If I have a Kubeflow pipeline in the following manner:
# this is a kubeflow pipelines component dedicated to reformatting csv data to jsonl format
reformat_input_op = reformat_input_component(test_path)
# connect reformat prediction inputs op to batch prediction op
batch_prediction_request_jsonl_path = reformat_input_op.outputs['Batch Prediction Input GCS Path']
# batch prediction op
batch_prediction_op = gcc_aip.ModelBatchPredictOp(
project="<project id>",
job_display_name="Model Batch Prediction",
location="us-west1",
model=model_output,
gcs_source_uris=[batch_prediction_request_jsonl_path],
instances_format="jsonl",
gcs_destination_output_uri_prefix="gs://<bucket name>/<directory to file output>/",
machine_type="n1-standard-4",
accelerator_count=2,
accelerator_type="NVIDIA_TESLA_P100")
The ModelBatchPredictOp
method's argument, gcs_source_uris
cannot ingest the output of the previous component that outputs a string path (I get a TypeError: Object of type PipelineParam is not JSON serializable
error).
This is troublesome because I do not want to hardcode the path to the GCS bucket that the previous component writes to. I want the path that the previous component outputs, inputted into the next component, at runtime.

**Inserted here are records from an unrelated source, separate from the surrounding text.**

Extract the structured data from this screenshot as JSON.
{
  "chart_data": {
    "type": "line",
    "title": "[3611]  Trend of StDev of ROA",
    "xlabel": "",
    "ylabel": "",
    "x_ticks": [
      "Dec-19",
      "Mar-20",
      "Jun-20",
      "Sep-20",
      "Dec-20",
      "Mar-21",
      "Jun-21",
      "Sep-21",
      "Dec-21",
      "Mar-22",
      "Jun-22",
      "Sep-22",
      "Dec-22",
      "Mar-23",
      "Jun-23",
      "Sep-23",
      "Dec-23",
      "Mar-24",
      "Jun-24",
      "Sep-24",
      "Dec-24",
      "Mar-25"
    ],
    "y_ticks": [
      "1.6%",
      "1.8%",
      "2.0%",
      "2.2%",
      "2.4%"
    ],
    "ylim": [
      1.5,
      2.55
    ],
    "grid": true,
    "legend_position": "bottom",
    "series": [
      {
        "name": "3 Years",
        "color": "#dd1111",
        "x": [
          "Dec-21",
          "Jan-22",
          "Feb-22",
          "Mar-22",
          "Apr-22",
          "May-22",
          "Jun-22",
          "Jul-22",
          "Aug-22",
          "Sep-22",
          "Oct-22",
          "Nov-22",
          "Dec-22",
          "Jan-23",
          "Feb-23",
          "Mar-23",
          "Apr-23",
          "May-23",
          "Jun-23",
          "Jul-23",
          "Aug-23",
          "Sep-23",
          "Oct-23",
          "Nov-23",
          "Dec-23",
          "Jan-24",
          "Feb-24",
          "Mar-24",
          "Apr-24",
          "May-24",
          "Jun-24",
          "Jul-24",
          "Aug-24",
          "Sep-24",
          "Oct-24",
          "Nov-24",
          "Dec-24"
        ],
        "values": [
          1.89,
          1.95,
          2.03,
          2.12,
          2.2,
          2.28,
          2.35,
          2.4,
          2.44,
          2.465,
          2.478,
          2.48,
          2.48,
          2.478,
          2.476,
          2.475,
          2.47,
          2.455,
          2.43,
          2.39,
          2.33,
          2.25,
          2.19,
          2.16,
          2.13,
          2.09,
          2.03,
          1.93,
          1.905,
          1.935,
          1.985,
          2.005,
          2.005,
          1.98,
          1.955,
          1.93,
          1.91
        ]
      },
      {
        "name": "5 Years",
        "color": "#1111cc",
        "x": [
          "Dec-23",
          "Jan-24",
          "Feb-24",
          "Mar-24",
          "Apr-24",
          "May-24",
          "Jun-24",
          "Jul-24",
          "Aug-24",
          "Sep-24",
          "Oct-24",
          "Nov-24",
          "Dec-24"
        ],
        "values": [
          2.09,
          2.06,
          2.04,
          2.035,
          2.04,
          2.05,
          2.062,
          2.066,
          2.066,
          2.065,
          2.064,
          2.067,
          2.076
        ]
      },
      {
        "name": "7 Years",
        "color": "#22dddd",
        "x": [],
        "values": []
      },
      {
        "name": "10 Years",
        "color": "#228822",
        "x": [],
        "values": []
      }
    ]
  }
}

What are some workarounds to this? While this is somewhat of a duplicate question to this stackoverflow query: Vertex AI Model Batch prediction, issue with referencing existing model and input file on Cloud Storage
I feel as if the question was not clearly answered there. Is there a way to pass an input from a previous component directly into the ModelBatchPredictOp()
object?
Note: I do not want an answer saying "use the .after()
method on the ModelBatchPredictOp()
". I know this is an option, I don't understand why ModelBatchPredictOp()
, a Kubeflow Pipeline component, doesn't admit outputs of the previous components directly. And is there a way that I can pass the output of a previous component directly without storing to some other GCS path and then calling it after using .after()
? This is horrible design if there's no way to pass the outputs of the previous components directly.